O poema "Alguns Toureiros" do João Cabral que aqui publiquei há poucos dias ainda (http://viasfacto.blogspot.com/2010/07/alguns-toureiros-um-poema-de-joao.html#comments) pode servir-me agora de muleta (passe o jogo verbal): não está em causa que a tourada tenha sido - e de que maneira - na Espanha franquista, e antes, e depois, processada numa "poderosa máquina de fabricar alienação", ou que Manolete tenha sido mascote da ditadura e tomado partido durante a Guerra Civil pelos sublevados. São factos indiscutíveis. O que o poema de João Cabral mostra ou pelo menos sugere vivamente é que há na arte do toureio qualquer coisa que não foi processável pelo sistema que a industrializa, um resto ou um excesso insistente que não se deixa reduzir e cintila como exercício de criação e inspiração criadora, que torna jogo o terror do mito, criação humana o fatum primitivo do confronto - dentro e fora parte - com o animal.
Ora, um dos pontos mais interessantes dos textos do Zé Neves e do Ricardo - bem mais interessante do que a minimização do elemento agonístico que os tenta por vezes - tem justamente a ver com isto. O futebol não é inteiramente processável, um pouco do mesmo modo que a beleza dos olhos da amada não é redutível ao funcionamento deles como órgãos de visão e menos ainda ao eventual horror do mundo histórico que lhes coube contemplar, por muito que as condições que presidem ao espectáculo do mundo histórico intervenham também na formação dos gostos do amante e nos critérios do belo que são seus . E talvez a luta contra a "poderosa máquina de fabricar alienação" passe também por aprendermos a reconhecer esse resto ou excesso que, entre outras coisas, contestam a sua omnipotência (a magnificação dos poderes da dominação e a idealização do oprimido - mas isto seria matéria para outro post - são duas faces da mesma péssima moeda).

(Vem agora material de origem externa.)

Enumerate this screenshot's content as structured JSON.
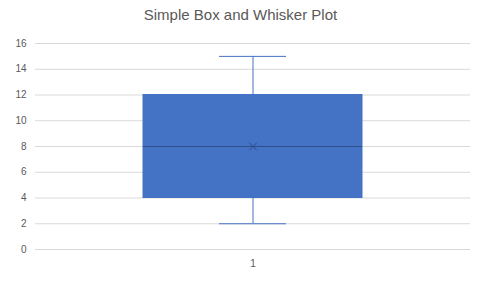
{
  "chart_data": {
    "type": "box",
    "title": "Simple Box and Whisker Plot",
    "categories": [
      "1"
    ],
    "min": [
      2
    ],
    "q1": [
      4
    ],
    "median": [
      8
    ],
    "q3": [
      12
    ],
    "max": [
      15
    ],
    "mean": [
      8
    ],
    "marker": "x",
    "color": "#4472c4",
    "ylim": [
      0,
      16
    ],
    "yticks": [
      0,
      2,
      4,
      6,
      8,
      10,
      12,
      14,
      16
    ],
    "grid": true
  }
}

Dito isto, o problema que levantas é, de facto, um aspecto maior da questão. É no modo de produção, administração e consumo da indústria do futebol e na reconciliação que induz com a alienação quotidiana que está o problema e não no maior ou menor grau de presença do elemento agonístico ou competitivo dentro do jogo. Do mesmo modo que o problema da indústria produtora de brinquedos não está em produzir mais ou menos brinquedos de guerra ou mais ou menos "barbies" e "kens" mais ou menos correctos, mais ou menos "argumentos" de play station mais ou menos pacíficos ou guerreiros.
Bom, desculpa as divagações descosidas destas impressões de leitura, que contrastam tão tristemente com o rigor do teu post. Se for caso disso, voltamos a falar melhor.
Abraço para ti
miguel sp
Miguel,
Tenho o palpite de que esta indústria vai acabar por dispensar a existência física de jogadores e de jogos. Mas, até lá, é precisamente a presença dessa parcela de inexplicabilidade que leva à adopção do futebol, ou da tourada, ou do futebol americano, pela máquina. Esta precisa de metafísica como de pão para a boca, pois os cidadãos estão dela esfomeados; logo, serve-a aqui e, em quantidades mais indigestas, nas igrejas.